In a perfect world, astronomers would find an actual fossil of a bacterial cell or a microbial mat – the sort of patchy green substance found covering rocks on Earth. But they are more likely to possess to form do with chemical clues for all times obtained by the rover’s SHERLOC instrument. Scanning the Martian surface with a laser, it'll look for organic compounds and build a surface map of rock mineralogies.

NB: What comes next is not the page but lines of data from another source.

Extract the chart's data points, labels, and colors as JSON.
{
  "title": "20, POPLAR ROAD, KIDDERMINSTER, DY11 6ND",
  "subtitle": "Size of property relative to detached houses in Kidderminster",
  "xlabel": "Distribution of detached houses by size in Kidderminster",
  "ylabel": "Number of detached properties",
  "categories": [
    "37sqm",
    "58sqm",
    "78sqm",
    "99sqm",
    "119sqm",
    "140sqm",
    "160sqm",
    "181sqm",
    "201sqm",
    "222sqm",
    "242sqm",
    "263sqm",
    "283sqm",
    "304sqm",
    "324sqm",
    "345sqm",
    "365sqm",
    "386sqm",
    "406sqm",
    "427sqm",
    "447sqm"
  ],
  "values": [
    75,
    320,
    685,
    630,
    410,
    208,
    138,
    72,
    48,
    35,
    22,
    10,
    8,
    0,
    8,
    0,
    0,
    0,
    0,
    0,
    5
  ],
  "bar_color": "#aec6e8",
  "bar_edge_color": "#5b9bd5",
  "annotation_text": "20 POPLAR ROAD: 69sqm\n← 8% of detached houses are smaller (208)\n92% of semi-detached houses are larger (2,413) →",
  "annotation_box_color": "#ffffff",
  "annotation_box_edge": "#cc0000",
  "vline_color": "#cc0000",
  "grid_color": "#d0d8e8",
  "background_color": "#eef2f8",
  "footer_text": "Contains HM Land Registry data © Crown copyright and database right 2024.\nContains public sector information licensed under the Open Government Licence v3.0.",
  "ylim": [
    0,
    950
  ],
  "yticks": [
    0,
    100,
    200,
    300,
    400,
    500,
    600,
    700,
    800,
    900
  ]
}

Hunting for life: Science instruments on the Perseverance rover.
Perseverance also carries a subsurface radar system and 19 cameras. Guided by this imaging array, the rover will collect over 30 rock cores employing a drill attached to a robotic arm. These samples will eventually be returned to Earth as a part of the NASA/ESA Mars Sample Return campaign, which could launch as soon as 2026.

“If we see something that's really fascinating, we’ll take a pencil-like core, seal it up and place it next to the rover,” says Luther Beegle, SHERLOC’s PI . “The next rover will pick it up and convey it back to Earth where we’ll be ready to search for evidence of life in terrestrial laboratories.”

In a perfect world, astronomers would find an actual fossil of a bacterial cell or a microbial mat – the sort of patchy green substance found covering rocks on Earth. But they're more likely to possess to form do with chemical clues for all times obtained by the rover’s SHERLOC instrument. Scanning the Martian surface with a laser, it'll look for organic compounds and build a surface map of rock mineralogies.

Perseverance also carries a subsurface radar system and 19 cameras. Guided by this imaging array, the rover will collect over 30 rock cores employing a drill attached to a robotic arm. These samples will eventually be returned to Earth as a part of the NASA/ESA Mars Sample Return campaign, which could launch as soon as 2026.

“If we see something that's really fascinating, we’ll take a pencil-like core, seal it up and place it next to the rover,” says Luther Beegle, SHERLOC’s PI . “The next rover will pick it up and convey it back to Earth where we’ll be ready to search for evidence of life in terrestrial laboratories.”

Paving the way for humans

The initial science mission will last one Mars year (about 687 Earth days), though Beegle hopes it can continue doing valuable science for for much longer , a bit like the Curiosity rover which remains operational 10 years since it landed.

The Mars 2020 mission also carried the Ingenuity Mars Helicopter, a 1.8 kg experimental device which may enable future Mars exploration to incorporate an aerial dimension. Ingenuity will attempt up to 5 test flights within a 30-Martian-day (31-Earth-day) demonstration Windows.

Searching for signs of past life on Mars with NASA’s Perseverance rover

Another aspect of the mission is to pave the way for human exploration. Perseverance carries materials that would be utilized in spacesuits to ascertain how they cope within the Martian climate. Its MOXIE instrument, meanwhile, will produce oxygen from Mars’ carbon-dioxide atmosphere, demonstrating how that future explorers might produce oxygen for rocket fuel also as for breathing.